Reise und Wartezeit Wilhelmines[Bearbeiten | Quelltext bearbeiten]

Um den Bürgerkrieg zu verhindern, plante Wilhelmine von Preußen einen Schachzug, der den preußischen König doch noch zur militärischen Intervention zwingen sollte. Am 26. Juni 1787 wollte Wilhelmine provokativ von Nijmegen nach Den Haag reisen.[11] Truppen sollten die Kutschen dabei nicht sichern.

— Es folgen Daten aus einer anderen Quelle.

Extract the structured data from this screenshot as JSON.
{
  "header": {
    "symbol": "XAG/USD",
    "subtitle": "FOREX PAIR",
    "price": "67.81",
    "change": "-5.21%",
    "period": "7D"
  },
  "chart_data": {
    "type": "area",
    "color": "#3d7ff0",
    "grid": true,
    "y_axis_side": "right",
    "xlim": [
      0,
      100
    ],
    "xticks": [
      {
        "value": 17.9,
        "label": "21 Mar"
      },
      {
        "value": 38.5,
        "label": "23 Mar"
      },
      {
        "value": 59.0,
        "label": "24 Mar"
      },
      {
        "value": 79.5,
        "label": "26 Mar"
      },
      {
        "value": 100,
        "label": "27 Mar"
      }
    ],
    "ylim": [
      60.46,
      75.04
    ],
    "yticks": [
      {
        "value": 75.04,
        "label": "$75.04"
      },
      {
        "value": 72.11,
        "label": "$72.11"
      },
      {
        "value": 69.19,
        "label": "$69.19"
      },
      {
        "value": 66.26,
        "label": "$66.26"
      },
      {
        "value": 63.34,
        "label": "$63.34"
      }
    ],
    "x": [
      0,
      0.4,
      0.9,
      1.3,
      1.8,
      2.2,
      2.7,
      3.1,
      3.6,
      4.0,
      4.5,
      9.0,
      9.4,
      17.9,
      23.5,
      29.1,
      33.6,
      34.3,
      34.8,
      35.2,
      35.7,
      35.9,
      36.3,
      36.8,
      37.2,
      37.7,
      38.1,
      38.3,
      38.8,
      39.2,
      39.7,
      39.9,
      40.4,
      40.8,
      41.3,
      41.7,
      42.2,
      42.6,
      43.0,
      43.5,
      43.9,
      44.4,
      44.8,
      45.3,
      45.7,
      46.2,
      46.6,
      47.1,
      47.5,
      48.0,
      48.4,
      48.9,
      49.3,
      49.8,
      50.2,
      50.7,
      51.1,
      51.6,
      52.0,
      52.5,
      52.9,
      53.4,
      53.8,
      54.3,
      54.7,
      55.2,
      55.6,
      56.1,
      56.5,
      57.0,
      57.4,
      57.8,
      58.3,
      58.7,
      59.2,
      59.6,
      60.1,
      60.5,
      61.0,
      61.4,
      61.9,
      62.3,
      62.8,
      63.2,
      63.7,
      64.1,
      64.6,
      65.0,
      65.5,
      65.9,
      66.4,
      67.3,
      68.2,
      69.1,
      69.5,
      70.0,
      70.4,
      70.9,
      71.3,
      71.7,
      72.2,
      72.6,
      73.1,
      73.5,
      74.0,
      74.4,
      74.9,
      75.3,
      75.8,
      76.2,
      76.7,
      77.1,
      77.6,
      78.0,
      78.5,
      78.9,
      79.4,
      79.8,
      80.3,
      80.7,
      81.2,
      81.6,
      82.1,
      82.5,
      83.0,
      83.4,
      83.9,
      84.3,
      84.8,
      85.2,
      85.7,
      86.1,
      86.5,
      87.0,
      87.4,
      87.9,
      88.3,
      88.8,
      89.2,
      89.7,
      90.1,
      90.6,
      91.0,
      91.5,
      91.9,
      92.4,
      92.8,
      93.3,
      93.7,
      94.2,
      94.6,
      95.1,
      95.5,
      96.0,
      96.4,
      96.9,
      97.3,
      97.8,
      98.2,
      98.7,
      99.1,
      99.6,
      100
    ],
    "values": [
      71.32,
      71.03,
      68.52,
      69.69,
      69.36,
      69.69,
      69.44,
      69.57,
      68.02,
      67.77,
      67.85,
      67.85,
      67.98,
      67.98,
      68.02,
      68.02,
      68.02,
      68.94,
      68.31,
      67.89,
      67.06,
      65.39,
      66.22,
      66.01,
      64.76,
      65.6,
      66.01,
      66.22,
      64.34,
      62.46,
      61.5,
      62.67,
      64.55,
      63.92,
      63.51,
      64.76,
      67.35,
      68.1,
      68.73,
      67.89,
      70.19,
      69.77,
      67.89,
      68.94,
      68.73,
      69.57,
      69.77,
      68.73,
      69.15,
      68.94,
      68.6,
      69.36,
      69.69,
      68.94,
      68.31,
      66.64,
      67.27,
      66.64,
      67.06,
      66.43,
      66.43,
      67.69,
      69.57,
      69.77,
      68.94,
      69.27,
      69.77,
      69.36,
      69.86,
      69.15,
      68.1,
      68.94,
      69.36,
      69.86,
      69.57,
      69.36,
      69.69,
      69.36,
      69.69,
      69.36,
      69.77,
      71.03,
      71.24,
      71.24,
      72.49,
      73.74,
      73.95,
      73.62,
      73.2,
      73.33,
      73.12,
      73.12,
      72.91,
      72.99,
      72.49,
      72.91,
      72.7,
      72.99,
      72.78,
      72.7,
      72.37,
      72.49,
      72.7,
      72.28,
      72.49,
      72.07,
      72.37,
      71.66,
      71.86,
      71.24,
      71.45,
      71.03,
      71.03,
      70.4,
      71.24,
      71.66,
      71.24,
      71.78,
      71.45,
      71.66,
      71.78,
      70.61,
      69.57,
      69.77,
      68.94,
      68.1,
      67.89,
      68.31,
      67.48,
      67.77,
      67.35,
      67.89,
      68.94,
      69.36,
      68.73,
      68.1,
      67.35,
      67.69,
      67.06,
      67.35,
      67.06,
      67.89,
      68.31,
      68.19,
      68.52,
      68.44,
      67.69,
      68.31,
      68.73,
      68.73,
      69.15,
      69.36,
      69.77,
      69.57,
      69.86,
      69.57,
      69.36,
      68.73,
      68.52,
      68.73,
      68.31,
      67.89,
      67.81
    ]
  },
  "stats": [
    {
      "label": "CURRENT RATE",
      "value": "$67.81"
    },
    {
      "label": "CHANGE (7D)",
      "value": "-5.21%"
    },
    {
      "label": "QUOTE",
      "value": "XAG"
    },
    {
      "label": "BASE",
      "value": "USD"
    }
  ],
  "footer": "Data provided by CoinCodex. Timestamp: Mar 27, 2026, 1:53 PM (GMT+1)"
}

Nach zwei Dritteln der Strecke wurden die Wagen an die Grenze mit Holland bemerkt und nach dem Übersetzen mit der Fähre über den Lek bei Schoonhoven an der Vlist, einem kleinen Fluss, angehalten. Die Insassen wurden durch ein Patriotten-Freikorps aus Gouda nach Goejanverwellesluis geführt und zum Warten aufgefordert. Diese „Festnahme“, die real keine war, da die Prinzessin ja nur die Entscheidung der Staaten von Holland und Westfriesland über ihre Weiterreise abwarten sollte, um dann ihre Fahrt fortsetzen zu können, schilderte sie Friedrich Wilhelm II. als „Inhaftierung“ mit „unwürdiger Behandlung“. In Wahrheit wurde Wilhelmine für die Nacht in Schoonhoven untergebracht und standesgemäß behandelt; eine Genehmigung zur Weiterfahrt nach Den Haag erhielt sie nicht. Am 29. kehrte die Prinzessin über Leerdam nach Nimwegen zurück und berichtete ihrem Bruder über das Ereignis. Sie forderte als Genugtuung, dass alle Freikorps entmachtet und die alten Verhältnisse wiederhergestellt werden.

Reaktion der preußischen Regierung[Bearbeiten | Quelltext bearbeiten]

Aufgrund der Reisedauer der Eilboten wird Friedrich Wilhelm II. vermutlich am 30. Juni 1787 über den Vorgang von Wilhelmines Arretierung informiert gewesen sein. Dies verschaffte seiner Regierung genügend Zeit, um die Konsequenzen eines außenpolitischen Kurswechsels zu kalkulieren.[12] Erstmals wurde die militärische Option von Friedrich Wilhelm II. und seiner Regierung erwogen. Dennoch galt eine bewaffnete Intervention im Rechtsverständnis der Zeit als „ultima ratio“ bzw. als „äußerstes Mittel“. Der König musste einen militärischen Eingriff also auch rechtsphilosophisch begründen können. Er tat dies, indem er die verhinderten Reise und Arretierung seiner Schwester als eine Ehrverletzung der gesamten Hohenzollern-Dynastie darstellte. Die Unantastbarkeit des Königshauses war somit in Frage gestellt worden und konnte einen Feldzug rechtfertigen, wenn die Provinz Holland eine Entschädigung verweigern sollte.[13] Bereits am 3. Juli 1787 ließ der König Truppen im preußischen Herzogtum Kleve zusammenziehen, das im Osten direkt an die niederländische Provinz Geldern angrenzte. Um aber einen Krieg mit Frankreich zu verhindern, testete Berlin zunächst noch am Verhandlungstisch, wie stark das Bündnis zwischen Paris und Den Haag im Angesicht der militärischen Bedrohung tatsächlich noch war.[12] Sollten Frankreich tatsächlich die wirtschaftlichen Mittel fehlen, Truppen in die Niederlande zu entsenden, konnte die preußische Regierung mit einem schnellen militärischen Erfolg rechnen. Da die Patriotten von Friedrich Wilhelm II. nicht als legitime Regierungsgewalt anerkannt wurden, hätte nicht einmal eine Kriegserklärung ausgesprochen werden müssen.[12]

Annäherung zwischen Preußen und Großbritannien[Bearbeiten | Quelltext bearbeiten]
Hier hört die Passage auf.